For most of the last 70 years, demand for software developers has outstripped supply. Consequently, management has to pay a lot more attention to the views of software developers than the views of those employed in most other roles (at least if they want to keep the good developers, i.e., those who will have no problem finding another job).

It is not difficult for developers to get a general idea of how their salary, working conditions and practices compares with other developers in their field/geographic region. They know that estimating is not a common practice, and unless the economy is in recession, finding a new job that does not require estimation could be straight forward.

Management’s demands for estimates has led to the creation of various methods for calculating proxy estimate values, none of which using time as the unit of measure, e.g., Function points and Story points. These methods break the requirements down into smaller units, and subcomponents from these units are used to calculate a value, e.g., the Function point calculation includes items such as number of user inputs and outputs, and number of files.

How accurate are these proxy values, compared to time estimates?

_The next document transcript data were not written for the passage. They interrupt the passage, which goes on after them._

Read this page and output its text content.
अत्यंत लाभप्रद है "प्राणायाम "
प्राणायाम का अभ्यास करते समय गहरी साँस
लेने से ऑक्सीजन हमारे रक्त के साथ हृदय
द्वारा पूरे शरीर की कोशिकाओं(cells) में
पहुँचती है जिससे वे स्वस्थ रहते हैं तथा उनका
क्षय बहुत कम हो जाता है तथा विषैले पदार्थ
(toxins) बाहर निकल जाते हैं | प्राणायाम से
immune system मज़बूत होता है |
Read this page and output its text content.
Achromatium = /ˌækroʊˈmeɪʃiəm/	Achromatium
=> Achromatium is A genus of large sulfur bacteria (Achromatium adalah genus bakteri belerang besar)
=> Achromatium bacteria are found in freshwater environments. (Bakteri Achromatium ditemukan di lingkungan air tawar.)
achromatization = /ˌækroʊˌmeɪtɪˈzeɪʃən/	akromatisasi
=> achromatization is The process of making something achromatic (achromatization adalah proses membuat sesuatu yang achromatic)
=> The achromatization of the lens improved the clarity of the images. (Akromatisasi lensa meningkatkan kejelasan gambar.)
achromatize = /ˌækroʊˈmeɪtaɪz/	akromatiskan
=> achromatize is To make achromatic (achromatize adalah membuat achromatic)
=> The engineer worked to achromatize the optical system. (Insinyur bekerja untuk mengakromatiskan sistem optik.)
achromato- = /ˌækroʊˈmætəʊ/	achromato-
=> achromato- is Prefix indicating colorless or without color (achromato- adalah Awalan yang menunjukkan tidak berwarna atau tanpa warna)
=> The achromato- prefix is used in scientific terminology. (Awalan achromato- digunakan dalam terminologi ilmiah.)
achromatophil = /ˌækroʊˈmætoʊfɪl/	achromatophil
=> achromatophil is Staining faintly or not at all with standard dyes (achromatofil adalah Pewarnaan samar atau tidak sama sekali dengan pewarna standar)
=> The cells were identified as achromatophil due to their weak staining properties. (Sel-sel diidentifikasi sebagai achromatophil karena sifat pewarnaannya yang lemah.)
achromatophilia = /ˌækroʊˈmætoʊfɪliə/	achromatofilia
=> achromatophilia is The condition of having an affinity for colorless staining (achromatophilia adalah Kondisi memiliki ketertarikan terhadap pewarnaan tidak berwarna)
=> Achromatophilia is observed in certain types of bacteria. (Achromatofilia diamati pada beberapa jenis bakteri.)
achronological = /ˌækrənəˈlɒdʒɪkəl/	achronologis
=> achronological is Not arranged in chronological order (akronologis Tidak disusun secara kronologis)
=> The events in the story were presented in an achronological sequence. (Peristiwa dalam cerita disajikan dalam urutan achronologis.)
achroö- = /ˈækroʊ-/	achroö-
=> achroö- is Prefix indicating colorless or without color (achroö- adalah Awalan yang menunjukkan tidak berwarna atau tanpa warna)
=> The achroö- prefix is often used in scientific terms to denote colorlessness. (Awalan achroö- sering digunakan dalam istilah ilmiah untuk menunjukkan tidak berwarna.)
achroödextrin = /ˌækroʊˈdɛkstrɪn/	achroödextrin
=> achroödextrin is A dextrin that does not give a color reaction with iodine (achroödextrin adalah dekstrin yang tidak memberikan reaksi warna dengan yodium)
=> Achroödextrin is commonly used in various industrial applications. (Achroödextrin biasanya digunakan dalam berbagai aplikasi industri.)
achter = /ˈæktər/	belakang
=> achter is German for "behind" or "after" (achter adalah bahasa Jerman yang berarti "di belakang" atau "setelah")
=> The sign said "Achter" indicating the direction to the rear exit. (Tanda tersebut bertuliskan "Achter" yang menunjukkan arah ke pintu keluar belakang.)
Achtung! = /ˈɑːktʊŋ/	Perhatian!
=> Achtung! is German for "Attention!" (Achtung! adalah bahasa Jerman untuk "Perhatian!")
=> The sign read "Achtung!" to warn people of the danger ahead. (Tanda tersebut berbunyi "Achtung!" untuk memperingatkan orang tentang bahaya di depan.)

As always, software engineering data is sparse. One analysis of 149 projects found that Cost approx FunctionPoints^{0.75}, with the variance being similar to that found when time was estimated. An analysis of Function point calculation data found a high degree of consistency in the calculations made by different people (various Function point organizations have certification schemes that require some degree of proficiency to pass).

Managers don’t seem to be interested in comparing estimated Story points against estimated time, preferring instead to track the rate at which Story points are implemented, e.g., velocity, or burndown. There are tiny amounts of data comparing Story points with time and Function points.

The available evidence suggests a relationship connecting Function points to actual time, and that Function points have similar error bounds to time estimates; the lack of data means that Story points are currently just a source of technobabble and number porn for management power-points (send me Story point data to help change this situation).